Jugendliche durch ein christliches Menschenbild fördern

Ellen Müldner, Erziehungsleiterin im Antonia-Werr-Zentrum der Oberzeller Franziskanerinnen zur Debatte um Jugendkriminalität

Politiker diskutieren zurzeit über Jugendcamps, als müsste die Betreuung erziehungsschwieriger Jugendlicher erst noch erfunden werden. Was wird schon angeboten?

Wer im Rahmen der Jugendhilfe untergebracht wird, bekommt auch individuelle Hilfe. Das heißt, die Jugendlichen leben in einer Einrichtung in den Wohngruppen mit Erziehern, die im Schichtdienst arbeiten, zusammen. Da wird das Wichtigste schon eingeübt. Aber das ist natürlich nur der Fall bei den Jugendlichen, die uns bekannt sind. Dann gibt es noch verschiedene Projekte in den Gemeinden oder den Stadtteilzentren, wohin die Jugendlichen kommen. Das sind zwar auch betreute Formen, aber da muss dann festgestellt werden, wo es Problemfamilien gibt und wo man eingreifen müsste.

Mit welchen Problemen kommen die Jugendlichen zu Ihnen?

Die Probleme sind sehr vielfältig. Sie haben oft sehr schwierige Biografien. Es sind Jugendliche, die insgesamt traumatisiert sind, weil sie entweder aus Alkoholikerfamilien kommen, aus Familien, in denen sie von einem Familienmitglied sexuell missbraucht worden sind, psychische Gewalt erfahren haben oder die psychisch krank sind.

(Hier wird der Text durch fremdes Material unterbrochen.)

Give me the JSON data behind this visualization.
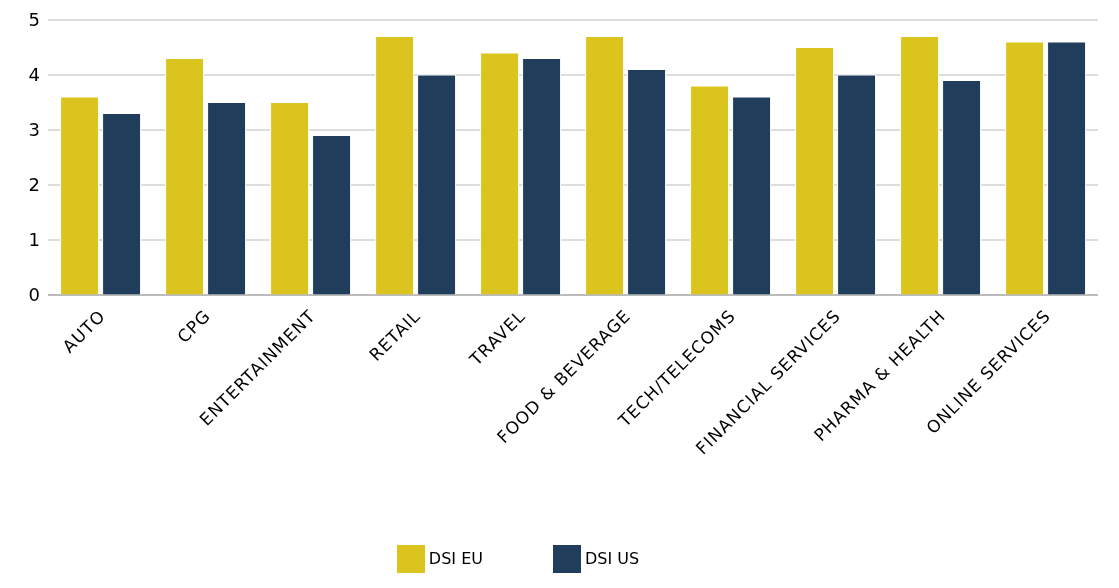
{
  "chart_data": {
    "type": "bar",
    "categories": [
      "AUTO",
      "CPG",
      "ENTERTAINMENT",
      "RETAIL",
      "TRAVEL",
      "FOOD & BEVERAGE",
      "TECH/TELECOMS",
      "FINANCIAL SERVICES",
      "PHARMA & HEALTH",
      "ONLINE SERVICES"
    ],
    "series": [
      {
        "name": "DSI EU",
        "color": "#dcc41e",
        "values": [
          3.6,
          4.3,
          3.5,
          4.7,
          4.4,
          4.7,
          3.8,
          4.5,
          4.7,
          4.6
        ]
      },
      {
        "name": "DSI US",
        "color": "#213d5c",
        "values": [
          3.3,
          3.5,
          2.9,
          4.0,
          4.3,
          4.1,
          3.6,
          4.0,
          3.9,
          4.6
        ]
      }
    ],
    "ylim": [
      0,
      5
    ],
    "yticks": [
      0,
      1,
      2,
      3,
      4,
      5
    ],
    "grid": "y",
    "legend": "bottom"
  }
}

Was unternehmen Sie gemeinsam und worauf kommt es bei der Stärkung der Persönlichkeit an?

Grundlage der heilpädagogischen Arbeit ist ein ganzheitliches christliches Menschenbild, also die Wahrnehmung der Gesamtpersönlichkeit der Jugendlichen. Hierzu gehört die Wertschätzung, Bestätigung, Wärme und Annahme einerseits und Klarheit, Verlässlichkeit und Struktur im Umgang mit den Jugendlichen andererseits. Spürbar wichtig sind auch Feste und Feiern: Die Jugendlichen erleben zum Beispiel zum ersten Mal Weihnachten oder die Würdigung ihres Geburtstages. Notwendig sind auch verschiedene Spiel- und Sportangebote, wobei die Gemeinschaft der Gruppe erfahren wird. Jeder kann sich hier selber erleben, seine Grenzen und Fähigkeiten und die eigene Entwicklung spüren. Die Jugendlichen brauchen Selbstbewusstsein, indem sie von sich sagen können: Ich kann das schaffen, oder: Ich habe das geschafft. Sie sind verantwortlich für Aufgaben: Etwa beim Zelten für das Kochen oder Einkaufen. Sie erleben also, dass ihnen Vertrauen entgegengebracht wird. Dann gibt es noch die Angebote der Klettertage, wo jeder an seine Grenzen geführt wird und die Angst überwinden kann. Wichtig ist hier die Erfahrung, sicher und gesichert zu sein und dadurch innerlich wachsen zu können. Die Beziehungssicherheit, die sie immer wieder auffängt, muss kontinuierlich im täglichen Umgang spürbar werden. Auch lebenspraktische Fähigkeiten werden durch das Zusammenleben täglich eingeübt.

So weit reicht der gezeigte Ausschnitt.